NHS hospital trusts like UCLH produce vast quantities of data.
UCLH cares for more than a million patients a year, generating a huge amount of information like results of blood tests and scans, prescription and treatment information.
This information together with UCLH’s new electronic healthcare record is an incredible resource for researchers looking at diseases and how to treat them.
If information can be linked up and pooled, researchers and doctors can look for patterns in the data, helping them to develop new ways of predicting, diagnosing and treating illness.
For example researchers can look at data to compare people with the same condition and see if there are any patterns in how they were treated and how they progressed.
Or researchers can look at large numbers of scans or test results to see if they can find quicker and more accurate ways of analyzing results. In this instance, researchers will usually use a computer programme to identify any patterns.
UCLH works in close partnership with UCL, and other organisations to conduct this research. This means that staff from UCLH, UCL, and other organisations carrying out research will handle data from the electronic healthcare records.
Data used in research is often anonymised by removing things like names, addresses and dates of birth, and sharing only numbers and statistics.
The Understanding patient data website has useful explanations of different levels of depersonalising and anonymising patient data.

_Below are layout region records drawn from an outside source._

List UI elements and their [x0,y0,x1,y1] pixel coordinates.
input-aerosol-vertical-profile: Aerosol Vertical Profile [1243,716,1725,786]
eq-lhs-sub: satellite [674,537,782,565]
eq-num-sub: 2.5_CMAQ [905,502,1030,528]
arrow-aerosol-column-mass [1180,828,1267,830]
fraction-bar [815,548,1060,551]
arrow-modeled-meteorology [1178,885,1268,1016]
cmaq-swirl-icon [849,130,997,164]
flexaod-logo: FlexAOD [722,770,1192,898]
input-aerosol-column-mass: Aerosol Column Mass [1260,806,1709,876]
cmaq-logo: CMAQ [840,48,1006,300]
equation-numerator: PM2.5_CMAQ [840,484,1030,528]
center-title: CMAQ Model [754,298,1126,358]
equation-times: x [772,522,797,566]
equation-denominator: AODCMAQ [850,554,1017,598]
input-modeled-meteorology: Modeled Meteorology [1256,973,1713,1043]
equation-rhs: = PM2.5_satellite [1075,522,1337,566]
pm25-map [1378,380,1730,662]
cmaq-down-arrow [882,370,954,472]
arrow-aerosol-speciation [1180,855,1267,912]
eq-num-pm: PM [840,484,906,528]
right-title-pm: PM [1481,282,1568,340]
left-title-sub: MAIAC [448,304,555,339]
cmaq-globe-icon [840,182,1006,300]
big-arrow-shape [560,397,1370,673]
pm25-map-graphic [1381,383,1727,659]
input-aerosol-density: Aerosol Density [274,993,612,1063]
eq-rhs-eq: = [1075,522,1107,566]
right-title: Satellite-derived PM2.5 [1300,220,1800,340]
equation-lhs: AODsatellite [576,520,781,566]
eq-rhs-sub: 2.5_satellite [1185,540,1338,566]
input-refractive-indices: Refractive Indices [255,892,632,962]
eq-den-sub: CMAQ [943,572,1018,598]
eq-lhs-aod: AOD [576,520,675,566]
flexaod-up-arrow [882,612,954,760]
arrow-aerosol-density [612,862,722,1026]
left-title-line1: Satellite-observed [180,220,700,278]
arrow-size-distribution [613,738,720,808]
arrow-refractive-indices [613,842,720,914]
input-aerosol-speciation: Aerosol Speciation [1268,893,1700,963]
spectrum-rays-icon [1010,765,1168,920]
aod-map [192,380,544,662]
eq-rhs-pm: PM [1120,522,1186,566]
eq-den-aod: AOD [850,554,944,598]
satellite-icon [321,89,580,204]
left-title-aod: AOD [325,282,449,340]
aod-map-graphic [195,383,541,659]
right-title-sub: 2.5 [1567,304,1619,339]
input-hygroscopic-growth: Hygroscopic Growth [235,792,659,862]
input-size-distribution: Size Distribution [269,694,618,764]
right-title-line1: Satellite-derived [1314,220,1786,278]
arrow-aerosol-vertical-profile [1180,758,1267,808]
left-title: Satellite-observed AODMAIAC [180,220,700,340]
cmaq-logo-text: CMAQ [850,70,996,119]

We are collaborating with research funders, healthcare professionals, data guardians, patient representatives and others as part of Understanding Patient Data and in line with the principles stated at Understanding Patient Data, we support practices that:
· anonymise data wherever possible
· grant access to datasets only after an assessment by an independent review committee that the reason for using the data is appropriate
· provide only the minimum amount of data necessary to answer a research question
· store data securely
· require a legal contract to be signed before data can be transferred
· enable patients and the public to opt-out.